In 2017, Gorkha Airlines received the approval from Civil Aviation Ministry to reoperate the Airline. It planned to operate two ERJ twin-engine regional jets produced by Embraer, and two Dornier aircraft on domestic routes. However, by 2020, this did not happen.

== Destinations ==
Gorkha Airlines regularly served the following destinations, which were cancelled either at the closure of operations or before:

| City | Airport | Notes | Refs |
|---|---|---|---|
| Bhairahawa | Gautam Buddha Airport |  |  |
| Bharatpur | Bharatpur Airport |  |  |
| Biratnagar | Biratnagar Airport |  |  |
| Janakpur | Janakpur Airport |  |  |
| Jomsom | Jomsom Airport |  |  |
| Kathmandu | Tribhuvan International Airport | Hub |  |
| Lukla | Tenzing–Hillary Airport |  |  |
| Pokhara | Pokhara Airport |  |  |
| Tumlingtar | Tumlingtar Airport |  |  |
| Pipara Simara | Simara Airport |  |  |

Gorkha Airlines also operated scheduled mountain sightseeing flights from Kathmandu to Mount Everest range.

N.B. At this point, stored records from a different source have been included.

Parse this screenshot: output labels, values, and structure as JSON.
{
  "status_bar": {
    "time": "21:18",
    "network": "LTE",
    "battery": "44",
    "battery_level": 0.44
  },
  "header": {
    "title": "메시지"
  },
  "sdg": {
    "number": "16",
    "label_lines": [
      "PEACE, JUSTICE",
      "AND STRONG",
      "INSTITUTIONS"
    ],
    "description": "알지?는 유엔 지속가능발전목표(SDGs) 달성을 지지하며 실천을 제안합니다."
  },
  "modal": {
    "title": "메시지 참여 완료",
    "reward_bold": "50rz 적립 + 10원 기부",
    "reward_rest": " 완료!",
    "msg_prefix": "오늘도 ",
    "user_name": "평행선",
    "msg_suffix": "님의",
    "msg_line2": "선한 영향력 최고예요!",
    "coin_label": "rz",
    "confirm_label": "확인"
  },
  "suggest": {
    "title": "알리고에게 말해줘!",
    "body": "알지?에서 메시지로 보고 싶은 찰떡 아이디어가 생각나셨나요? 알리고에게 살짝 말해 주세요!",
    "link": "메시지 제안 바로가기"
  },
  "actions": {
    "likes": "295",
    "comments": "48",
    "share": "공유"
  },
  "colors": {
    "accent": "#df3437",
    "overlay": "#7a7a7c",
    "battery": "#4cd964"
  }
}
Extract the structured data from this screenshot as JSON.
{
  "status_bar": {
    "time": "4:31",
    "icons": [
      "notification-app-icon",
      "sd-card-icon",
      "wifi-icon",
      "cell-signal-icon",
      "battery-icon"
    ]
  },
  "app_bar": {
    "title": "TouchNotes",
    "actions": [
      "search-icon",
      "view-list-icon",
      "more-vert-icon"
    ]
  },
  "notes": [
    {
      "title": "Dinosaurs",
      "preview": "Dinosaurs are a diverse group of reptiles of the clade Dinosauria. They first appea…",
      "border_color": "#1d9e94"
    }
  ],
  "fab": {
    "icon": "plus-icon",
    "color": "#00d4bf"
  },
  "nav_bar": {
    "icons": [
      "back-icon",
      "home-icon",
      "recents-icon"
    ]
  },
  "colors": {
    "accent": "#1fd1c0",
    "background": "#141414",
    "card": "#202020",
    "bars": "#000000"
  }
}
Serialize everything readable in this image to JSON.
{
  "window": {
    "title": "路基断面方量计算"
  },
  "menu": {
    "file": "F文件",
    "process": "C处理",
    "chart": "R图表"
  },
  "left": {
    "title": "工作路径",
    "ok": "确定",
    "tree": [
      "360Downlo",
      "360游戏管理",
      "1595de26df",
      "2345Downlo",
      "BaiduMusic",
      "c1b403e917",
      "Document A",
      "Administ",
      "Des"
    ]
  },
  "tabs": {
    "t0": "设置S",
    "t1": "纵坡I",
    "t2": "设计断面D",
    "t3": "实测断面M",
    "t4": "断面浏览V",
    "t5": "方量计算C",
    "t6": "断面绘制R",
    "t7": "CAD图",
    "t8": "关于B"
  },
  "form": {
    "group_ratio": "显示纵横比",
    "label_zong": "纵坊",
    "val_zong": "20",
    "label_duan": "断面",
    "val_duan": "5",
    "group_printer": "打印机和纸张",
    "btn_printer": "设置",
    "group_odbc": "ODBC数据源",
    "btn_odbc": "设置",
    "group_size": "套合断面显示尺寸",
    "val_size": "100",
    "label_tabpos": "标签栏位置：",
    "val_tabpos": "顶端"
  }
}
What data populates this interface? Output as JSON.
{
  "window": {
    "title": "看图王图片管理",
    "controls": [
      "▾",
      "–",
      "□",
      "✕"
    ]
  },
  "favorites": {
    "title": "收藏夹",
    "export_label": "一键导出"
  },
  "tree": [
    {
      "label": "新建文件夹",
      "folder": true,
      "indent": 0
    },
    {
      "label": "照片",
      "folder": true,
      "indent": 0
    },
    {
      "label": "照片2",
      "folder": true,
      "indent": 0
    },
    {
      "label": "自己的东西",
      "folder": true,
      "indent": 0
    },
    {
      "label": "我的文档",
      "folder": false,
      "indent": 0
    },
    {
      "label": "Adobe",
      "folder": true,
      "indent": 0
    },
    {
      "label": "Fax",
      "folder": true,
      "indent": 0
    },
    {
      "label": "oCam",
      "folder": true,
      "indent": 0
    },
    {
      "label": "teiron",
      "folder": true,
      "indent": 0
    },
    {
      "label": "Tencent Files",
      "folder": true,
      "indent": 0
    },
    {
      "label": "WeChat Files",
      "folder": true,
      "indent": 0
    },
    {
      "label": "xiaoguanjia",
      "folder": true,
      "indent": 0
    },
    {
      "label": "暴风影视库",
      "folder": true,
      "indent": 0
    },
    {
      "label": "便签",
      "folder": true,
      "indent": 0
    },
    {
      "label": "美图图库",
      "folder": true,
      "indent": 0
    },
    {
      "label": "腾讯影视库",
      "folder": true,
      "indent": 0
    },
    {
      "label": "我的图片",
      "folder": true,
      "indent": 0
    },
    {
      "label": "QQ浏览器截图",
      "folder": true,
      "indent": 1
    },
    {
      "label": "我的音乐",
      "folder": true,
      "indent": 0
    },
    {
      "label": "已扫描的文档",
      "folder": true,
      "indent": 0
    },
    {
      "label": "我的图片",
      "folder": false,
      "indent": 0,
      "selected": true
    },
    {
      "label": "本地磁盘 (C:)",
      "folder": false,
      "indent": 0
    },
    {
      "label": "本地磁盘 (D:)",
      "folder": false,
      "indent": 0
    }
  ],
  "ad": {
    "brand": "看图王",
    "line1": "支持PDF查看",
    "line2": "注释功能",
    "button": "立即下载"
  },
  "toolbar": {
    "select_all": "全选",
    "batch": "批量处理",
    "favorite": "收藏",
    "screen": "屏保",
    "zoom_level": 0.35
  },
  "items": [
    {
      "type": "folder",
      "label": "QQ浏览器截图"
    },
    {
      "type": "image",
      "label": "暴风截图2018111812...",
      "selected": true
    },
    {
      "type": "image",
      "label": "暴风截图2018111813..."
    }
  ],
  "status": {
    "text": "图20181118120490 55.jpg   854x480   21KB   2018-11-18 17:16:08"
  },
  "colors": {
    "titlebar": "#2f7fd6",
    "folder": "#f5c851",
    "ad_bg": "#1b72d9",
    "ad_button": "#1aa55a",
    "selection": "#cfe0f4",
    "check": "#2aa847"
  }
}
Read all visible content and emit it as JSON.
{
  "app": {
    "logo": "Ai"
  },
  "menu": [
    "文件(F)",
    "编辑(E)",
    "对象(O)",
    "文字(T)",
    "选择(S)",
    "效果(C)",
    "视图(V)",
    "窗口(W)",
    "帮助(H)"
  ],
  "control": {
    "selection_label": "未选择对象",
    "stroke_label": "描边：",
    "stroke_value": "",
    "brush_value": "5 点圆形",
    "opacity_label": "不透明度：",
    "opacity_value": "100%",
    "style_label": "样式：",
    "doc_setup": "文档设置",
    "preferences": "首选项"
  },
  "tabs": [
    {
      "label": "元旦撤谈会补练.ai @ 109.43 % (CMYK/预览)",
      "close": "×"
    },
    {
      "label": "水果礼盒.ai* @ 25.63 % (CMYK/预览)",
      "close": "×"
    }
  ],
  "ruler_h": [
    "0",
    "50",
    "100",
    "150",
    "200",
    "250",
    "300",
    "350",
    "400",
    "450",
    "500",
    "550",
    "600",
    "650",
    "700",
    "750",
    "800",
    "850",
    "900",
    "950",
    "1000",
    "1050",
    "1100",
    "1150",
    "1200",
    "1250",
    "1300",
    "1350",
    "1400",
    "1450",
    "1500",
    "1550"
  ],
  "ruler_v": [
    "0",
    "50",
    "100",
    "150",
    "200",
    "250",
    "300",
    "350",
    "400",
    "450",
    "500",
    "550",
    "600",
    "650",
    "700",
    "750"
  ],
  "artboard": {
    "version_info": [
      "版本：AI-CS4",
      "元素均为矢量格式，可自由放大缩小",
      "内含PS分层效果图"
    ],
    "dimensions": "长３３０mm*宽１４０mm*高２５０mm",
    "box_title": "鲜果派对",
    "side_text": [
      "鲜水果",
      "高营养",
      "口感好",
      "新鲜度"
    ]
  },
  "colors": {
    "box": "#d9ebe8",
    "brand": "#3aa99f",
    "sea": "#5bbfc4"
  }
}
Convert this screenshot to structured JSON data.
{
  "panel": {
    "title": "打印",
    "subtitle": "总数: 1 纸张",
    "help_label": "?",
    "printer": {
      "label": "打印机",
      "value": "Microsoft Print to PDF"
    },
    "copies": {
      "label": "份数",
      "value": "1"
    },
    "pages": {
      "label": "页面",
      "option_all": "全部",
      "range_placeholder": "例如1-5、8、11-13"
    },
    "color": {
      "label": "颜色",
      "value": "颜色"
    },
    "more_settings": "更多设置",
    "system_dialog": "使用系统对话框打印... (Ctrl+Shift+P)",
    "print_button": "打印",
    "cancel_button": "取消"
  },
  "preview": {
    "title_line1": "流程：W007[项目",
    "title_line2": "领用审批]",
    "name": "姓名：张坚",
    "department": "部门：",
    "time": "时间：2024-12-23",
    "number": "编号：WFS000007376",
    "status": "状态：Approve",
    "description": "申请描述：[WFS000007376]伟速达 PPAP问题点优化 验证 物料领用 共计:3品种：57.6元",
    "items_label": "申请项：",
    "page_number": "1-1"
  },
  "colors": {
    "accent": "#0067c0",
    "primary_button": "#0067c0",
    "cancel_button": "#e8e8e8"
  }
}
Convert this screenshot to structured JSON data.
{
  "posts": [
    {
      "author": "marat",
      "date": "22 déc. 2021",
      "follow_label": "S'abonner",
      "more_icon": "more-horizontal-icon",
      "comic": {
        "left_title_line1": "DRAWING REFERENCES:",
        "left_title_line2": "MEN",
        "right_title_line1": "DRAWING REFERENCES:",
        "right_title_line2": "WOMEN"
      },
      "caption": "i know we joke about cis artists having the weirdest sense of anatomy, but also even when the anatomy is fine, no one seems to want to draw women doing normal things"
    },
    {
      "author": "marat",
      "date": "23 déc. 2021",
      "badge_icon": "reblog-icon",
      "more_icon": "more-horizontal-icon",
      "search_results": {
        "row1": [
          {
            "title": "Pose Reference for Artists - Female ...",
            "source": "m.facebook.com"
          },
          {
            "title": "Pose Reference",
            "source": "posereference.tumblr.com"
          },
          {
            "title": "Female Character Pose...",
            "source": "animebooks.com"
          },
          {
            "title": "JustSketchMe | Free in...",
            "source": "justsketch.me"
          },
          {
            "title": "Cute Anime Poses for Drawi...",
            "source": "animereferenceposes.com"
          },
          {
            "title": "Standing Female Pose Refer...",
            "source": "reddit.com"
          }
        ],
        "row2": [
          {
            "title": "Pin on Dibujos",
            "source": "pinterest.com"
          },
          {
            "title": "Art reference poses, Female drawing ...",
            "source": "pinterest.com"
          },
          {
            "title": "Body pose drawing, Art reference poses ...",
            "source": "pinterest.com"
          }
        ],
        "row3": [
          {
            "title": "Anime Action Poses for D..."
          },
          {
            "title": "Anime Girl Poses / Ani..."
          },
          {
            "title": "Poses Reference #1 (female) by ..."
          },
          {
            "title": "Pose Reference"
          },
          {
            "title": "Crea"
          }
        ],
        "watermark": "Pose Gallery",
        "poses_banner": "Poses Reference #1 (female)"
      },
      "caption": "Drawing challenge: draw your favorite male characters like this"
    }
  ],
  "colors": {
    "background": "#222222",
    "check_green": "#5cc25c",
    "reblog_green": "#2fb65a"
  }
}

The flights usually departed in the early morning hours and return to the airport one hour later.

== Fleet ==
At the time of closure, Gorkha Airlines operated the following aircraft:

Gorkha Airlines Fleet
| Aircraft | In fleet | Notes |
|---|---|---|
| Dornier 228-212 | 2 |  |

===Former fleet===

Gorkha Airlines Historical Fleet
| Aircraft | In service | Exit from service | Notes |
|---|---|---|---|
| Mil Mi-17 | 1996 | 2005 |  |

==Accidents and incidents==
- On 30 June 2005, a Dornier 228 (9N-ACV) aircraft carrying nine passengers and three crew members en route from Kathmandu skidded off the runway while attempting to land at Lukla Airport. The passengers suffered only minor injuries, however, after the accident, the aircraft was withdrawn from service and written off.